McNally's dramatic action and dialogue cannot be faulted as he traces a brother and sister and their spouses trying to break through personal walls and in the process find personal freedom. Nothing is neatly resolved, as in life, but the very truth of the piece yields authentic dramatic catharsis. Carbonell winner Tony Giordano directs the piece with more simplicity than vision, but adds charming touches which emphasize both the realism and potency. Three members of the cast A Judith Delgado, Samuel Maupin and Michael O'Hare A sometimes falter by mugging and forcing out emotions, but they still manage to create interesting characters. The remaining actress, Leslie Hendrix, as a well-meaning but motor-mouthed neurotic, offers moments of absolute acting splendor and since a great deal of the drama comes from her character's actions, she helps the play roll along smoothly.
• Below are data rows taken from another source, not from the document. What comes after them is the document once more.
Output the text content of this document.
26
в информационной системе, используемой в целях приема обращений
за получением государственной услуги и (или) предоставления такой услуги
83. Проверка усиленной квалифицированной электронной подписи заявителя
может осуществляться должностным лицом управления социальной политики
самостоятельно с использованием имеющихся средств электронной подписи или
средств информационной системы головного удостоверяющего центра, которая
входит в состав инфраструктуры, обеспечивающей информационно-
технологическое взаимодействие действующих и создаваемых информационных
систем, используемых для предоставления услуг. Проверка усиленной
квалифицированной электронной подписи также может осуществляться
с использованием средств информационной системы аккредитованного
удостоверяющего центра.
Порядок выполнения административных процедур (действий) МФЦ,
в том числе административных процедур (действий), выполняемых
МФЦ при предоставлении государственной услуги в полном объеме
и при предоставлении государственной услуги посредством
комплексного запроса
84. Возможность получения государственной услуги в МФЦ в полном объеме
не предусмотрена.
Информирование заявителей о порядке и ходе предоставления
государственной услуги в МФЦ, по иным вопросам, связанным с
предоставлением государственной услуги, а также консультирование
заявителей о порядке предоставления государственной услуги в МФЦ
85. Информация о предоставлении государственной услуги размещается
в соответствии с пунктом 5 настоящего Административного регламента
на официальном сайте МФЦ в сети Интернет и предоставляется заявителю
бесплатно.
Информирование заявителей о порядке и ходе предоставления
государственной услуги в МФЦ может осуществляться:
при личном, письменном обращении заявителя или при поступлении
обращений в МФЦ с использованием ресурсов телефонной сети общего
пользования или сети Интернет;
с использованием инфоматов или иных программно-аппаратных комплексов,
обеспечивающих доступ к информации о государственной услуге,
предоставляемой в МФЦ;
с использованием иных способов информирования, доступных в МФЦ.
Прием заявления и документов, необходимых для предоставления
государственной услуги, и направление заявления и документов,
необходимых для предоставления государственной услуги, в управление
Finally, the set and special lighting effects by James Tilton shows both vast skill and creativity. For a real treat, stop up to the balcony of the Playhouse before you leave and check out this full set from above. You'll understand why once you do it.

At ACME Acting Company, Elizabeth Egloff's The Swan demonstrates what happens when the foundation, first floor and second level all possess serious cracks, and only the top floor of acting manages to overcome and succeed. Ellen Rae Littman, Teo Castellanos and Gregg Davis produce vivid reality on the stage in the midst of a quasi-fantastic, mucho-pretentious piece about an abandoned, confused woman who falls in love with a swan/man A a story based of the myth of Leda and the Swan. Egloff does begin with an interesting, romantic premise but goes nowhere with it; virtually nothing of interest happens after the first fifteen minutes. To say the play is unfinished would give it too much credit. More accurately, the play was never truly written. And Ms. Egloff yearns to be poetic but is no poet. Lines like, "There was a great sound over the earth," and "I'm a man, I'm a bird, I'm a man," didn't do much for my literary edification.

At the second level, Carol Cadby's direction adds more undue weight to an already leaden piece. Long pauses, long blackouts, and too many meaningful glances just serve to accentuate the work's lack of dramatic effect. The only way in which such a piece could work effectively would be as a one act swiftly driven. Cadby keeps holding back the horses, brushing your lips but always stopping the kiss before it happens. Although this may seem charming at first, it ends up tedious.

But nothing contributes to the sense of a wasted evening more than a production in which the entire three floors should topple over at any minute, thanks to a flawed play, thoughtless direction, and misguided acting (in this case, overacting). From the usually impressive Theatre Club of the Palm Beaches comes this celebrated (?) New York piece called The Sum of Us by Australian David Stevens. Stevens was previously a screenplay and teleplay writer A damning credentials for theatrical work, that show their evil influence in cliche-ridden dialogue. The plot involves a straight but overly understanding father and his gay son who live together and love each other but can't seem to find love from anyone else. While the script possesses moments of great potential, again the entire piece ends up on a road to nowhere. J. Barry Lewis stages awkwardly and directs everyone to overact as though someone told him that Australians are loud and boisterous but nothing else. Not one actor displays any depth or subtext in the roles and the relationships seem superficial at best. And only Jim Cordes as Dad exhibits something close to an Aussie accent; everyone else tries straight English, Cockney or who-knows-from-where.

As Hurricane Andrew ably proved, structures built with the slightest crack or missing nail easily come undone. Theatrical productions suffer from the same problem. But, as Terrence McNally proves in Lips Together, Teeth Apart, the most important work done on any building lies in its foundation. When directors and actors start off with a great play, their subsequent jobs become easier and the potential for a three-tiered triumph is possible. Playwrights Egloff and Stevens doom the whole project from the start by writing works that serve as virtual dramatic quicksand. Even with the great actors from ACME, eventually the drowning effect takes over.